Disassociation/Deauthenticaiton DoS prevention features found in 802.11w are also required instead of being optional, and clients/APs that support WPA3 are basically guaranteed to be patched against KRACK.
The main vulnerability discovered so far in WPA3 is Dragonblood, which is really a series of vulnerabilities discovered by the same person who discovered KRACK. The first vulnerability mentioned is that a series of timing attacks were discovered in the SAE (called dragonfly in the paper) handshake, which basically boil down to that different passwords will finish certain steps of the handshake quicker or slower than others. An attacker observing these timings can calculate how long passwords in a dictionary would take in each of these steps to determine if they could be the network password, effectively making offline attacks possible. Another vulnerability was discovered in WPA3-TM. An attacker can set up a rogue AP with the same name as the target AP. When a WPA3 supported client is connecting to a WPA3-TM network, the rogue AP will broadcast that only WPA2 is supported. This could cause the client to start a WPA2 handshake, meaning the attacker can perform offline brute force attacks as normal. The first vulnerability, along with a couple other more minor vulnerabilities, have all been patched.

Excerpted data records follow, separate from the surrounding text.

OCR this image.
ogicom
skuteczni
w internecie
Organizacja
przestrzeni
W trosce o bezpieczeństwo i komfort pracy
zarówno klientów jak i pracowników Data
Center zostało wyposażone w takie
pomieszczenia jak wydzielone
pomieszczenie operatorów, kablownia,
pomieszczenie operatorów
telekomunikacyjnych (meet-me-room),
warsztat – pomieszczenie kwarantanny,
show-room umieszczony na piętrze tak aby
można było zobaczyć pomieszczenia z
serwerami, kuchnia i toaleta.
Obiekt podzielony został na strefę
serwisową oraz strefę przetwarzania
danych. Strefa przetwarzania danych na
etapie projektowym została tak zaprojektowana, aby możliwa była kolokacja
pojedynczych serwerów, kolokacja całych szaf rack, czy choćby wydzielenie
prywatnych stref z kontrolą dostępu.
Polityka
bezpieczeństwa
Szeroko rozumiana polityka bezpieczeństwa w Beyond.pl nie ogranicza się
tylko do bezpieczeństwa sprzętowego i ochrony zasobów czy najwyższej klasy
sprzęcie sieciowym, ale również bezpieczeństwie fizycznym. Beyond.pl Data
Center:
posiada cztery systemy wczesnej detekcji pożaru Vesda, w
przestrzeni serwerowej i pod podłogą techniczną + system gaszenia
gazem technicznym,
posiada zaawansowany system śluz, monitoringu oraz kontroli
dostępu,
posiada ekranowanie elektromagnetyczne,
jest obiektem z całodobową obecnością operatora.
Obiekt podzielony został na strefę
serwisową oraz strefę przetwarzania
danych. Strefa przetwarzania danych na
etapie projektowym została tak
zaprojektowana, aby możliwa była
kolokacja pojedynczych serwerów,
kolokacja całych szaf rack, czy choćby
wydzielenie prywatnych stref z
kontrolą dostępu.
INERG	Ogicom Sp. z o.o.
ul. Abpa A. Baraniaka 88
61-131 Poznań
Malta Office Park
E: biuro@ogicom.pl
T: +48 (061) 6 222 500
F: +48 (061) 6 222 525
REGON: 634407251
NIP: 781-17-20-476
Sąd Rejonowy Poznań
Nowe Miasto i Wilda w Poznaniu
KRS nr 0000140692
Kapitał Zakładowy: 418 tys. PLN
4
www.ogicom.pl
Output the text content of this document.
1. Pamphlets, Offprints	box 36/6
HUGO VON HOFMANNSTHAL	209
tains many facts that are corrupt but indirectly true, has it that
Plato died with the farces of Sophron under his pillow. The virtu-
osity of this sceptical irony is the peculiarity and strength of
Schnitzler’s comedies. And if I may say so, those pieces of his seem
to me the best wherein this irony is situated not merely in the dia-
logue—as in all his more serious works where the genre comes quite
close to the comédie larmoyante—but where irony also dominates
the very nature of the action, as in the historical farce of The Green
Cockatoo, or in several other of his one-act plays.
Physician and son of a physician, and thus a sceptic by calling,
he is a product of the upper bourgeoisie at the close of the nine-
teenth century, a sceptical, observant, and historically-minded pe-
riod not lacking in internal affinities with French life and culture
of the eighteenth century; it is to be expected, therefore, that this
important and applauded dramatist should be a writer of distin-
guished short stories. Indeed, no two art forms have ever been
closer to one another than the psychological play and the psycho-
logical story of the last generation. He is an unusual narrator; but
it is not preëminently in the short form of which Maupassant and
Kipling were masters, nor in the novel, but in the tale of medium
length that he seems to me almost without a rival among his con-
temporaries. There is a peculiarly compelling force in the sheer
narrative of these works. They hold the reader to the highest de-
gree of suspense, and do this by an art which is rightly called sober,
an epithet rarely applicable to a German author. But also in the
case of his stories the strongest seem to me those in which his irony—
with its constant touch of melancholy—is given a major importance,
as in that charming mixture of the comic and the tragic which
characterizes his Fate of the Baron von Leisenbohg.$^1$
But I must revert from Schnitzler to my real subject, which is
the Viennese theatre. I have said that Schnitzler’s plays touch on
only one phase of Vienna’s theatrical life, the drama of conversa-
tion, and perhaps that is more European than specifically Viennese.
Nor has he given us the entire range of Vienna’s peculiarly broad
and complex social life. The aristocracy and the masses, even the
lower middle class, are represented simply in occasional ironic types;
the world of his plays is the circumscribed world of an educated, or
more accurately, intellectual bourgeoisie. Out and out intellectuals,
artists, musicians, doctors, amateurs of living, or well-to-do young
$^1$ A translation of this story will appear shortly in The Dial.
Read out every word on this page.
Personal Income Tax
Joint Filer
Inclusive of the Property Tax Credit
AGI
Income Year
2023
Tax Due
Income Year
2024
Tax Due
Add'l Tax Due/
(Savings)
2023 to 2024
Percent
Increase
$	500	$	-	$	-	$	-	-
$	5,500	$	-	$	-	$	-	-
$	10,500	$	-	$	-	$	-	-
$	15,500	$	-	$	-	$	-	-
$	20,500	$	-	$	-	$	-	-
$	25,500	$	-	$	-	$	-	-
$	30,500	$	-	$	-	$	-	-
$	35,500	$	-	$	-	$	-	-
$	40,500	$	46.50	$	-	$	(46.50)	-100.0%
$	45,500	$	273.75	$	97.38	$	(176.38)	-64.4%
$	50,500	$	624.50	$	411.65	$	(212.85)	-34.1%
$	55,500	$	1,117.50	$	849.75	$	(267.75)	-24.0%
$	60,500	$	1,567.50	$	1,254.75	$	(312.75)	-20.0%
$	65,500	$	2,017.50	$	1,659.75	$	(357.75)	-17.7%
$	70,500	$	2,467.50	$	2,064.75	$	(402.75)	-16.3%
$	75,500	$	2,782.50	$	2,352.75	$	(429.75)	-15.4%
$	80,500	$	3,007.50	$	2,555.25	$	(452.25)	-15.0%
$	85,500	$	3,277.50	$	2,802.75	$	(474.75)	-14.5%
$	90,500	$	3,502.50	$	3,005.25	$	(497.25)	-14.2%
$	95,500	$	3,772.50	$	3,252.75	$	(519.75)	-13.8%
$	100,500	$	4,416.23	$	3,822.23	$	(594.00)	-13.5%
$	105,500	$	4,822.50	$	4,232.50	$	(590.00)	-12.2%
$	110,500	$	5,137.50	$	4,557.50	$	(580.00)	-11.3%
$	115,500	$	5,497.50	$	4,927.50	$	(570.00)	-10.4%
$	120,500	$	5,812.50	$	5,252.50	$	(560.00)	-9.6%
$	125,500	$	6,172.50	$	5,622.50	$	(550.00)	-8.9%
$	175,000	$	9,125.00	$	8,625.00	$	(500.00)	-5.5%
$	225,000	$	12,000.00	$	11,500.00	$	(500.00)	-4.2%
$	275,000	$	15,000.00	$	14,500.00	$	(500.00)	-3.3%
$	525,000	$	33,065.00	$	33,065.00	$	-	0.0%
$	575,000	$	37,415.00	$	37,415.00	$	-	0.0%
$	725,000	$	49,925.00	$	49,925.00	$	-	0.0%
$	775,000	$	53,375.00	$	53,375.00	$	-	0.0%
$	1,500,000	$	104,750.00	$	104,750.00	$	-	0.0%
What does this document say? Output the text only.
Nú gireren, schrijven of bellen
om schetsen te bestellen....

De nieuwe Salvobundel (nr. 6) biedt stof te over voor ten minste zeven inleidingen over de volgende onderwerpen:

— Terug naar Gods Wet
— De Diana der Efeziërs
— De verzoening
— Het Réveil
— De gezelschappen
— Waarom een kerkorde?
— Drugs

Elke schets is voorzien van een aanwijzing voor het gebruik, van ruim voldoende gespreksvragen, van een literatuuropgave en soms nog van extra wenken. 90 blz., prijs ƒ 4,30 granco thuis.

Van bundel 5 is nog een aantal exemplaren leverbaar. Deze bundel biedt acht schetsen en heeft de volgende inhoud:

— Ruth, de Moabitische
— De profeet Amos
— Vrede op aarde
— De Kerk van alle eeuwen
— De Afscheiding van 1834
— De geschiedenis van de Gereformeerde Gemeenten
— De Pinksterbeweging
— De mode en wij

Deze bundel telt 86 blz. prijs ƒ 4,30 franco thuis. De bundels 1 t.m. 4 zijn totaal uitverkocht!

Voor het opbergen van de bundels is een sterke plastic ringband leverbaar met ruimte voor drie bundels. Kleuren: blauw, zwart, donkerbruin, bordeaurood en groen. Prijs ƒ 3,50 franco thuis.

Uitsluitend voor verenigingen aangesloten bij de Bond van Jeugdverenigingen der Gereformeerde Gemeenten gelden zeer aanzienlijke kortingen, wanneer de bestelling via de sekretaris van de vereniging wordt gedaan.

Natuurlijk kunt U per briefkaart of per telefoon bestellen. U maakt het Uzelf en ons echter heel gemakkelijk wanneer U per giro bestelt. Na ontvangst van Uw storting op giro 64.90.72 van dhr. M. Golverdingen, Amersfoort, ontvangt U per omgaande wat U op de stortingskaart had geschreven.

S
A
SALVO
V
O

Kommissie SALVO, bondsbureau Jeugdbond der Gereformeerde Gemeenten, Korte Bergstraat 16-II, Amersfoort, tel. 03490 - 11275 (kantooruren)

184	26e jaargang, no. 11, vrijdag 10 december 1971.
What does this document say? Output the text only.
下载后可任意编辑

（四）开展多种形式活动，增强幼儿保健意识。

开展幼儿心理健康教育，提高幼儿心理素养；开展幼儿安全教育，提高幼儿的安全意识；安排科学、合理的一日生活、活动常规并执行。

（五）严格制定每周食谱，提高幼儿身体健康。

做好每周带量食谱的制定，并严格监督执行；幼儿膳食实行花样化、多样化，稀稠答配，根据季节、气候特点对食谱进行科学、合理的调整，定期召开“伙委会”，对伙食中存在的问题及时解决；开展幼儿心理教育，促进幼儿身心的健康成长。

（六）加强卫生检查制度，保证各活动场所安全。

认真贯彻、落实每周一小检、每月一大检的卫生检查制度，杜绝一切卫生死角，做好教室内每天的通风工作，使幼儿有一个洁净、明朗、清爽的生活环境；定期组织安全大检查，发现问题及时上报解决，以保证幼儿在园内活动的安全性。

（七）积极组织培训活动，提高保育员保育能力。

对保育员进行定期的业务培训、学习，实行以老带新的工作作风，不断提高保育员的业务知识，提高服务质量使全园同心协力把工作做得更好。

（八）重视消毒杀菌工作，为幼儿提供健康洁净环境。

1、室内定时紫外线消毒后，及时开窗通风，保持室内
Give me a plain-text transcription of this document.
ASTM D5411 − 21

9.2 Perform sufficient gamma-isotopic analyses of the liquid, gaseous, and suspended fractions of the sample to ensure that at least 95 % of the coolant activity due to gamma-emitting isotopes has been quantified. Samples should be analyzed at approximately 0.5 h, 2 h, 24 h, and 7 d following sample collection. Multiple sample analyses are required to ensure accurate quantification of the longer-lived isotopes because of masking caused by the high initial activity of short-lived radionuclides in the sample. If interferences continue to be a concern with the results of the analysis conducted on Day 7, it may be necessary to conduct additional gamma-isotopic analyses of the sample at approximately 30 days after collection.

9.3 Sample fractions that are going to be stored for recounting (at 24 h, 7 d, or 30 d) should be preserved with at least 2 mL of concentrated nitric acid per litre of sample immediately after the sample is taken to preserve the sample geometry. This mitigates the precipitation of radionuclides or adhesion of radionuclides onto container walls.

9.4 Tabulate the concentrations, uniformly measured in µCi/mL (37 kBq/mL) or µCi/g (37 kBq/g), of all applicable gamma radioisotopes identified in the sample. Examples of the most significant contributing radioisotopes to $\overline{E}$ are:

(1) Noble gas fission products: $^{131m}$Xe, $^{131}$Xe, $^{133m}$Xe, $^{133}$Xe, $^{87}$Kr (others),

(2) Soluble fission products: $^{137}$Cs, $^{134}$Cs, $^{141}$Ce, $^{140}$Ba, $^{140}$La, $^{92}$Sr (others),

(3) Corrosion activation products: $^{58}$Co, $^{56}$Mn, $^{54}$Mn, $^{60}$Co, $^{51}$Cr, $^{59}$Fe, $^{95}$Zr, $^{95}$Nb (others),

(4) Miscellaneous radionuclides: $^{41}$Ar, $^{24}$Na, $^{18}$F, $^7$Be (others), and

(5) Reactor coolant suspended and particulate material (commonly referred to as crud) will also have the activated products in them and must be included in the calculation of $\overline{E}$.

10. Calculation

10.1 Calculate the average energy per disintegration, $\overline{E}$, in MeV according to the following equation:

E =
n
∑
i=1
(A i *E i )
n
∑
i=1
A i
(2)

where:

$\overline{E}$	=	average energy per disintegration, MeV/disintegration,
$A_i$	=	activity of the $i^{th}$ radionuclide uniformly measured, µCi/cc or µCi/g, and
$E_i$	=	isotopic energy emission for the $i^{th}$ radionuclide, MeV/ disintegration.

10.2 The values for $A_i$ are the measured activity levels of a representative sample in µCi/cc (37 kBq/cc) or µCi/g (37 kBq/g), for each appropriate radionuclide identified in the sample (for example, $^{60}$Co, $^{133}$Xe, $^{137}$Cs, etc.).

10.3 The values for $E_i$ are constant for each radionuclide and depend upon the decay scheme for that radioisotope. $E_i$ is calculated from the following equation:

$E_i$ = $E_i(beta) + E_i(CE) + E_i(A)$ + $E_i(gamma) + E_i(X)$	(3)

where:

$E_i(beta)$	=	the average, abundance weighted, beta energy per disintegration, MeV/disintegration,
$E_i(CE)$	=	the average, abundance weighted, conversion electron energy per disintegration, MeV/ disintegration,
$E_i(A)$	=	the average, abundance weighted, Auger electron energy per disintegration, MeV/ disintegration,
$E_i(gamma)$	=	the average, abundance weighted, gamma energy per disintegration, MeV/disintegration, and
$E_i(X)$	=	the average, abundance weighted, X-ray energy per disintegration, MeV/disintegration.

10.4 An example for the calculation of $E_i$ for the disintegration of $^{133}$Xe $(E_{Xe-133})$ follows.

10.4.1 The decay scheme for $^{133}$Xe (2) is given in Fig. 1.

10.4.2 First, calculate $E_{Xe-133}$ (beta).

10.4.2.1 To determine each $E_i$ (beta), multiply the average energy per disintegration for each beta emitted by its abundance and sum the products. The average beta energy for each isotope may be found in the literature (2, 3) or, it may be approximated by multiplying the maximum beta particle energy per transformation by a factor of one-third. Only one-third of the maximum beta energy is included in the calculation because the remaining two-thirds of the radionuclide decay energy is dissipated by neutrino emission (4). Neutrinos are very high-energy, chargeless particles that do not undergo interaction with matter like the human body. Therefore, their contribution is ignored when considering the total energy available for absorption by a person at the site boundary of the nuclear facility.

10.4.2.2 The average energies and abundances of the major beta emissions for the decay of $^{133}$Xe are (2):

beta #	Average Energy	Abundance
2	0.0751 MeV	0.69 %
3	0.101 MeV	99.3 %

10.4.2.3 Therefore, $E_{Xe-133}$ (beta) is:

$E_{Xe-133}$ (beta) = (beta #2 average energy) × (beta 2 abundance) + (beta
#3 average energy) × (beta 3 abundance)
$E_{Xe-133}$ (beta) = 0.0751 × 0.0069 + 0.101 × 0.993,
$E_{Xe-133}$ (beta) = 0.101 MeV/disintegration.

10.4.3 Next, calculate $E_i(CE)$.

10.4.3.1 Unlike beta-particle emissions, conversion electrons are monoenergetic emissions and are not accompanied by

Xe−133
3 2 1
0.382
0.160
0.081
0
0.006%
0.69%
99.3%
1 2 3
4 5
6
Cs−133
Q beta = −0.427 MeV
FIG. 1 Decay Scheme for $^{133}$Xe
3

Downgrade attacks targeting WPA3-TM continued to be an issue into at least June 2020. The author suggested that clients should remember if a network supports WPA3 and not connect to it if it suddenly only supports WPA2 to prevent these attacks. However, different client implementations seemed to differ in how well these protections were implemented. All clients were successful at avoiding connecting to a WPA2 network that was once a WPA3 network. If it was previously a WPA3-TM network however, results were not as good. Androids and iPhones would fail if the AP was initially WPA2, then upgraded to WPA3-TM, then back to WPA2. Mac, Linux, and Windows devices would successfully avoid downgrade attacks, however Linux and Windows devices would connect to a WPA3-TM network using WPA2 if the network used to be a WPA2 network. When connecting to a network for the first time when APs with the same BSSID but different security suite were found, Windows and Mac would connect to the stronger of the two while iOS and Linux would pick one at random. While this is less than good, downgrade attacks would be protected against in WPA3-PK.
Bad-Token is a denial of service vulnerability that can keep a client off of a WPA3 network. This vulnerability is found in the step of the handshake where the parties verify that the values sent by the other party are correct. An attacker can inject invalid values into this step by spoofing their MAC address to be one of the parties and reliably have these values reach the target before the legitimate values do. The client or server will receive these values, notice that they are invalid, and abort the handshake. This has been fixed by simply having clients and APs wait a bit upon receiving invalid values to see if valid values will arrive shortly after.
A couple other DoS vulnerabilities have also been discovered and fixed, most of which just deal with flooding APs with forged packets or sending spoofed packets to a connecting client.
Beacons that are periodically sent out by APs remain unprotected. They are unencrypted and have no protection frames or anything to provide integrity. An attacker can therefore inject malicious beacons to do things such as decrease their transmit power, cause them to switch to another channel and lose connection, or exit sleep mode. Protection for beacons is being implemented, but it remains to be added to the WPA3 standard.